UCLA Health System reaches $865,500 settlement with OCR

On July 6, 2011, the University of California at Los Angeles Health System (UCLAHS) reached a settlement with HHS's Office of Civil Rights (OCR) regarding UCLAHS's potential violations of HIPAA Privacy and Security Rules. The settlement includes a payment of $865,500 and a corrective action plan (CAP). 

According to the HHS press release, this settlement "resolves two separate complaints filed with OCR on behalf of two celebrity patients who received care at UCLAHS. The complaints alleged that UCLAHS employees repeatedly and without permissible reason looked at the electronic protected health information of these patients. OCR’s investigation into the complaints revealed that from 2005-2008, unauthorized employees repeatedly looked at the electronic protected health information of numerous other UCLAHS patients."

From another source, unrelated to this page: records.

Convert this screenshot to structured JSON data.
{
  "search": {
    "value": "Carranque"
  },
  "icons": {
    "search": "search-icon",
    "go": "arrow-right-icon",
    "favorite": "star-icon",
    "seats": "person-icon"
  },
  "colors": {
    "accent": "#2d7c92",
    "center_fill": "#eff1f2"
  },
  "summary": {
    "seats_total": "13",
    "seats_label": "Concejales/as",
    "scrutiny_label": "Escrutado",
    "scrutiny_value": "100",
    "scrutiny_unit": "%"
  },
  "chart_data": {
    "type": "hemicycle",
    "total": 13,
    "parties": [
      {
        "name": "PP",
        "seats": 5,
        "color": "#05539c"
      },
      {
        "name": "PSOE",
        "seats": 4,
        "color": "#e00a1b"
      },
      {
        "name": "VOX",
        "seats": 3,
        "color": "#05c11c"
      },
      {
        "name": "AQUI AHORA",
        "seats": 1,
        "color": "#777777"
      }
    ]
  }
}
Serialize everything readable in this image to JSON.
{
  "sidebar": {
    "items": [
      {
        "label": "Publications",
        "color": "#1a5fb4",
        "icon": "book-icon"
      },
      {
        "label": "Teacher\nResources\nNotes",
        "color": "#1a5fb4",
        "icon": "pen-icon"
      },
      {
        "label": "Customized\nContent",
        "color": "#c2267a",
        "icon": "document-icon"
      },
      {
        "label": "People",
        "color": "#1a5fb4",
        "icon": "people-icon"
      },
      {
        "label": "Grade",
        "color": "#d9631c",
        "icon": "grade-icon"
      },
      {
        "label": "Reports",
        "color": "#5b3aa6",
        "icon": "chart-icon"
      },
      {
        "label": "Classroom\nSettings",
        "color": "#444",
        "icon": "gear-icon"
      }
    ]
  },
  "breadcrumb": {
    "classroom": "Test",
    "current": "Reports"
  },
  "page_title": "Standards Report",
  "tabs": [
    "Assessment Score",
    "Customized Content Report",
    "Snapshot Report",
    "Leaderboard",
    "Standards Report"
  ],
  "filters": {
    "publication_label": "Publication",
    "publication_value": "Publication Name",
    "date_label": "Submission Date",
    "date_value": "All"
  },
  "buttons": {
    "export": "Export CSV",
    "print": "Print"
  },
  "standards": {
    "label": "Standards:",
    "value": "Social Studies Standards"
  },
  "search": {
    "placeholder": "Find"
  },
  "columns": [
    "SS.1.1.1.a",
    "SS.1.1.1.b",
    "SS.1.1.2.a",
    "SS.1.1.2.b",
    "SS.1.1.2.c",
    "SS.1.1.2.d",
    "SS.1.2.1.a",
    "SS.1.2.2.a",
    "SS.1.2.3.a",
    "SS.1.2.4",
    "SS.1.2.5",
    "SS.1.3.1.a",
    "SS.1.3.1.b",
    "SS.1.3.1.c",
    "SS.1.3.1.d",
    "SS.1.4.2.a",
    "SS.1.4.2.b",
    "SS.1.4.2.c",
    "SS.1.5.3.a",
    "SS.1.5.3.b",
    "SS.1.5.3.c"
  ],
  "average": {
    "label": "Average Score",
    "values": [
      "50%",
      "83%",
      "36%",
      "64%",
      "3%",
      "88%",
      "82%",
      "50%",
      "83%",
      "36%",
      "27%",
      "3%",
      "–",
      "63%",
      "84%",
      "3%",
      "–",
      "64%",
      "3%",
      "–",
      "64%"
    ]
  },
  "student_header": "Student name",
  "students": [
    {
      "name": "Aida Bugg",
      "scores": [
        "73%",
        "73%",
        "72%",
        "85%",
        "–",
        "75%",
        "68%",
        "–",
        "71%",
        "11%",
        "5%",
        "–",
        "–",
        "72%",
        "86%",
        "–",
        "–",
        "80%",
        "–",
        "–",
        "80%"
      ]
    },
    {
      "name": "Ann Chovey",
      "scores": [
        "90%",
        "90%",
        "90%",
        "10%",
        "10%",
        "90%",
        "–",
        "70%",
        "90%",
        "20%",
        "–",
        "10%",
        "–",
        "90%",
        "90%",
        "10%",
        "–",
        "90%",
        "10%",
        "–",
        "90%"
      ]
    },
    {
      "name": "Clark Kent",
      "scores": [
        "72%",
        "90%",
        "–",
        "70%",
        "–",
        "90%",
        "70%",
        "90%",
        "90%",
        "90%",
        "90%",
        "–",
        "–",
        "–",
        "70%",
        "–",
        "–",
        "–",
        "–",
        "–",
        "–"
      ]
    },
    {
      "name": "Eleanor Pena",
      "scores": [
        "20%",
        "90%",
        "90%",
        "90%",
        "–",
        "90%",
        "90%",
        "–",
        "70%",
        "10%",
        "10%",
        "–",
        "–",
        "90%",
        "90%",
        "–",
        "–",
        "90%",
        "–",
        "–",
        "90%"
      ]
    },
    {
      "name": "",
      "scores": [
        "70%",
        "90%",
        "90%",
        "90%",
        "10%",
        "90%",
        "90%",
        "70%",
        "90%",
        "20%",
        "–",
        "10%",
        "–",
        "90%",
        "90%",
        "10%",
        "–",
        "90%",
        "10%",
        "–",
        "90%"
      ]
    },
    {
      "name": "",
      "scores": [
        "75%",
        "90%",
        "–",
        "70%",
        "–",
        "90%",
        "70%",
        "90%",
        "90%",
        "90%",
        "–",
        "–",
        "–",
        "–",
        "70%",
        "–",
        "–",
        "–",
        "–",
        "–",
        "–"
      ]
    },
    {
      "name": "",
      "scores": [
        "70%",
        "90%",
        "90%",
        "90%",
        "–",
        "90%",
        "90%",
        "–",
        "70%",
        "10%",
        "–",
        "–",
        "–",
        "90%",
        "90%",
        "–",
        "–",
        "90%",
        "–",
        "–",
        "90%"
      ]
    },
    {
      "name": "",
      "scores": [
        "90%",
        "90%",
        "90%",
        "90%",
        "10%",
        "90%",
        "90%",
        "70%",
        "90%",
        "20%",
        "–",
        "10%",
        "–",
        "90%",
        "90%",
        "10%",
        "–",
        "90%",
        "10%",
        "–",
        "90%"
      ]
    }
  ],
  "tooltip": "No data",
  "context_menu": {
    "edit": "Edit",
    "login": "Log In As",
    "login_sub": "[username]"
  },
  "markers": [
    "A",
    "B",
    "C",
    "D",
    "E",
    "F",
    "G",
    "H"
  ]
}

We reported on possible privacy violations at UCLA Health System before. Specifically, in May 2010, we wrote about Huping Zhou, a UCLAHS employee who was the first person to receive a criminal conviction for a HIPAA violation. It is not surprising that OCR stressed the importance of training staff in prevention of such privacy violations in the CAP required by the settlement. The CAP "requires UCLAHS to implement Privacy and Security policies and procedures approved by OCR, to conduct regular and robust trainings for all UCLAHS employees who use protected health information, to sanction offending employees, and to designate an independent monitor who will assess UCLAHS compliance with the plan over 3 years."

Via HHS press release:

Through policies and procedures, entities covered under HIPAA must reasonably restrict access to patient information to only those employees with a valid reason to view the information and must sanction any employee who is found to have violated these policies.

<...> Covered entities need to realize that HIPAA privacy protections are real and OCR vigorously enforces those protections. Entities will be held accountable for employees who access protected health information to satisfy their own personal curiosity,” said Director Verdugo.

Covered entities are responsible for the actions of their employees. This is why it is vital that trainings and meaningful policies and procedures, including audit trails, become part of the everyday operations of any health care provider,” said OCR Director Georgina Verdugo. “Employees must clearly understand that casual review for personal interest of patients’ protected health information is unacceptable and against the law.”

Rite Aid settles FTC and OCR privacy charges

The Rite Aid Corporation, the third largest pharmacy chain in the United States, reached a major settlement with both the Federal Trade Commission (FTC) and HHS's Office of Civil Rights (OCR) regarding charges that Rite Aid violated federal privacy and security laws and regulations by failing to keep its customers' and employees' data safe. 

Rite Aid employees were reported to discard prescriptions and pill bottles containing sensitive patient data into the dumpsters behind various Rite Aid pharmacies, which were easily accessible to the public.  Such practices violate the HIPAA Privacy Rule, which requires covered entities to safeguard the privacy of patient information, even when such information is being destroyed.  Rite Aid's actions may also violate the company's own promises to their customers regarding keeping their health information private and secure (this broken promise being the basis for FTC's charges).

 

In addition, OCR and FTC found that Rite Aid:

  • failed to implement adequate policies and procedures to appropriately safeguard patient information during the disposal process;
  • failed to adequately train employees on how to dispose of such information properly;
  • failed to employ a reasonable process for discovering and remedying risks to personal information; and
  • did not maintain a sanctions policy for members of its workforce who failed to properly dispose of patient information.

Pursuant to their settlement with HHS, Rite Aid agreed to pay HHS a cool $1 million and agreed to implement a strong corrective action program (lasting 3 years) which includes:

  • Revising and distributing its policies and procedures regarding disposal of protected health information and sanctioning workers who do not follow them;
  • Training workforce members on these new requirements;
  • Conducting internal monitoring; and
  • Engaging a qualified, independent third-party assessor to conduct compliance reviews and render reports to HHS.

Finally, Rite Aid has also agreed to external independent assessments of its pharmacy stores’ compliance with the FTC consent order, which will be in place for 20 years.

FTC and OCR have previously filed charges against CVS Caremark, another major pharmacy chain which was reported to engage in similar violations to Rite Aid's.  

The current economic conditions require most organizations to do more with less. The unfortunate end result is that long term projects, such as major privacy and security compliance reviews and overhauls get postponed and overlooked.  Rite Aid and CVS cases should remind covered entities and other organizations responsible for keeping patient information safe that neglect or procrastination with regard to privacy policies and practices can lead to major fines, PR embarrassments and excessive compliance and legal costs. 

It is also key to remember that your organization must comply with its own privacy policies and procedures -- otherwise, FTC can charge your organization for "false promises," as was the case with Rite Aid.  In order to comply with such policies, however, your organization must train the staff about the critical importance of privacy.  Without such training, all the policies and procedures will be rendered entirely ineffective.